Am 16. April gelingt es der Roten Armee unter der Leitung von Ernst Toller Dachau den weißen Truppen zu entreißen. Hoffmann bietet Berlin um Hilfe und Noske sagt 20.000 Soldaten aus Berlin zu, von 7.500 in Bayern eintreffen, dazu kommen 3.750 aus Württemberg und ca. 22.000 vom Volksheer und in Nordbayern aufgestellten Freikorps, damit verfügt die Regierung Hoffmann über 35.000 Soldaten, während die Räterepublik auf eine Rote Armee bestehend aus 10.- bis 20.000 Soldaten zurückgreifen kann. Ende April werden die Spannungen innerhalb der Führung der Räterepublik immer größer. Ernst Toller wirft Leviné und den anderen Kommunisten vor, sie haben bewußt die Wahrheit über die militärische und wirtschaftliche Lage der Bevölkerung vorenthalten. Ein weiterer Vorwurf war, dass Leviné Verhandlungen mit der Hoffmann-Regierung verweigert hatte, obwohl aus Sicht von Toller, diese noch möglich gewesen wären, um die Münchner ArbeiterInnen vor einem Blutbad zu bewahren. Am 27. April nimmt der Rätesitzung einen Mißtrauensantrag gegen Vollzugsrat an. Leviné und die anderen kommunistischen Regierungsmitglieder treten zurück. Toller übernimmt die Führung. Er will mit Hoffmann verhandeln, doch er verlangt die bedingungslose Kapitulation und die Übergabe aller Räteführer. Toller kann diese Bedingungen nicht annehmen.

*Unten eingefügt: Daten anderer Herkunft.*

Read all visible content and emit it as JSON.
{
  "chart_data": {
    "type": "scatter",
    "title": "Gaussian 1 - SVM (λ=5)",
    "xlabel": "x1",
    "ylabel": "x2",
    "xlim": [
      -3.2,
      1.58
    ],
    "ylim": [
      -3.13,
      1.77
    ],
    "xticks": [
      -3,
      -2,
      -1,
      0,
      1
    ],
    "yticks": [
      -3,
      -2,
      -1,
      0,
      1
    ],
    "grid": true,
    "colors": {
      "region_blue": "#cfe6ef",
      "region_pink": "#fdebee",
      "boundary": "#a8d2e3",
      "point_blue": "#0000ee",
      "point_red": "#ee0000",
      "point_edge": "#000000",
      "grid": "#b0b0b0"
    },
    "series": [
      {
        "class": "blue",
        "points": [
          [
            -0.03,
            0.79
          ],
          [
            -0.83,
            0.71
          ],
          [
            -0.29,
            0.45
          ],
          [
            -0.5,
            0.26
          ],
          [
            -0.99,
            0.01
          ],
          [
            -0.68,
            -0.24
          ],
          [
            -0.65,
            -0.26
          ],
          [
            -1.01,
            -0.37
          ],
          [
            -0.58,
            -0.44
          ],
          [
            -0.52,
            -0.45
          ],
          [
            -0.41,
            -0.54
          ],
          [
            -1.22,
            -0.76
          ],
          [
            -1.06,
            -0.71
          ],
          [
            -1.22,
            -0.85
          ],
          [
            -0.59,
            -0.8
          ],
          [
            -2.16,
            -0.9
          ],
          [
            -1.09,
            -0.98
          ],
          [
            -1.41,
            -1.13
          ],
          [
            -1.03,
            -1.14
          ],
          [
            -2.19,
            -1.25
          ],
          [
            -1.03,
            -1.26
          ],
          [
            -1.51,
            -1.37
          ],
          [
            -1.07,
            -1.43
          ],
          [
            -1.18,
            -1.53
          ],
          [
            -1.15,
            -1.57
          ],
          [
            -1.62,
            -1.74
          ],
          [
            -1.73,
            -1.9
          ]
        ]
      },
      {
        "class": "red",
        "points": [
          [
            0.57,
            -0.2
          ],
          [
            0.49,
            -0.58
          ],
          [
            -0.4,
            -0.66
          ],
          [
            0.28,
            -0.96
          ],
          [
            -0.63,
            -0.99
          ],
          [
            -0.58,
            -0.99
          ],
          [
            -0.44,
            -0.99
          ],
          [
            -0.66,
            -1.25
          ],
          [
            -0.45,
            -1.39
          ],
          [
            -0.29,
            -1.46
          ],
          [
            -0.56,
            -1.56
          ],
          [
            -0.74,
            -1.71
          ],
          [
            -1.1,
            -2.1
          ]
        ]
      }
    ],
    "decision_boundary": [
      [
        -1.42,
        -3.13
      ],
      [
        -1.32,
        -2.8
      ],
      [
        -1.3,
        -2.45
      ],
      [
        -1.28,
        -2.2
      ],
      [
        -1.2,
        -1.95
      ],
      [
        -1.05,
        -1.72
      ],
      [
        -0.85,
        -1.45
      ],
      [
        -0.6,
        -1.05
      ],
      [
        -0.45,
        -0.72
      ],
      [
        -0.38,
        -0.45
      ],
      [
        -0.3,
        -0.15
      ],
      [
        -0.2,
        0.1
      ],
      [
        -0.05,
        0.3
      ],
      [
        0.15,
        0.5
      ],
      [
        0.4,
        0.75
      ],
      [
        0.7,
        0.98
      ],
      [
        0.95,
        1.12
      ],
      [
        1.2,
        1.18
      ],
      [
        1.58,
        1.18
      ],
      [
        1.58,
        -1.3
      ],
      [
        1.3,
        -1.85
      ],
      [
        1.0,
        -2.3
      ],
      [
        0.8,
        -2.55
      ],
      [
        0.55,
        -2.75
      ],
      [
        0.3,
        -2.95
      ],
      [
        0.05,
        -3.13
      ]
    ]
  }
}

Am 1. Mai beginnen die unter Führung des preußischen Generals von Oven stehenden weißen Truppen damit, den Ring um München immer enger zu ziehen. Eglhofer, Kommandant der Roten Armee, ordnet darauf die Erschießung von 10 Geiseln an; darauf beginnt die vorzeitige Eroberung Münchens durch die Truppen. Die Eroberung Münchens durch die weißen Truppen forderte über 1.000 Tote. Am 3. Mai ist die Stadt völlig im Besitz der Reaktion. In der Folgezeit werden mehr als 5.000 Menschen wegen Beteiligung an der Räterepublik vor Gericht gestellt.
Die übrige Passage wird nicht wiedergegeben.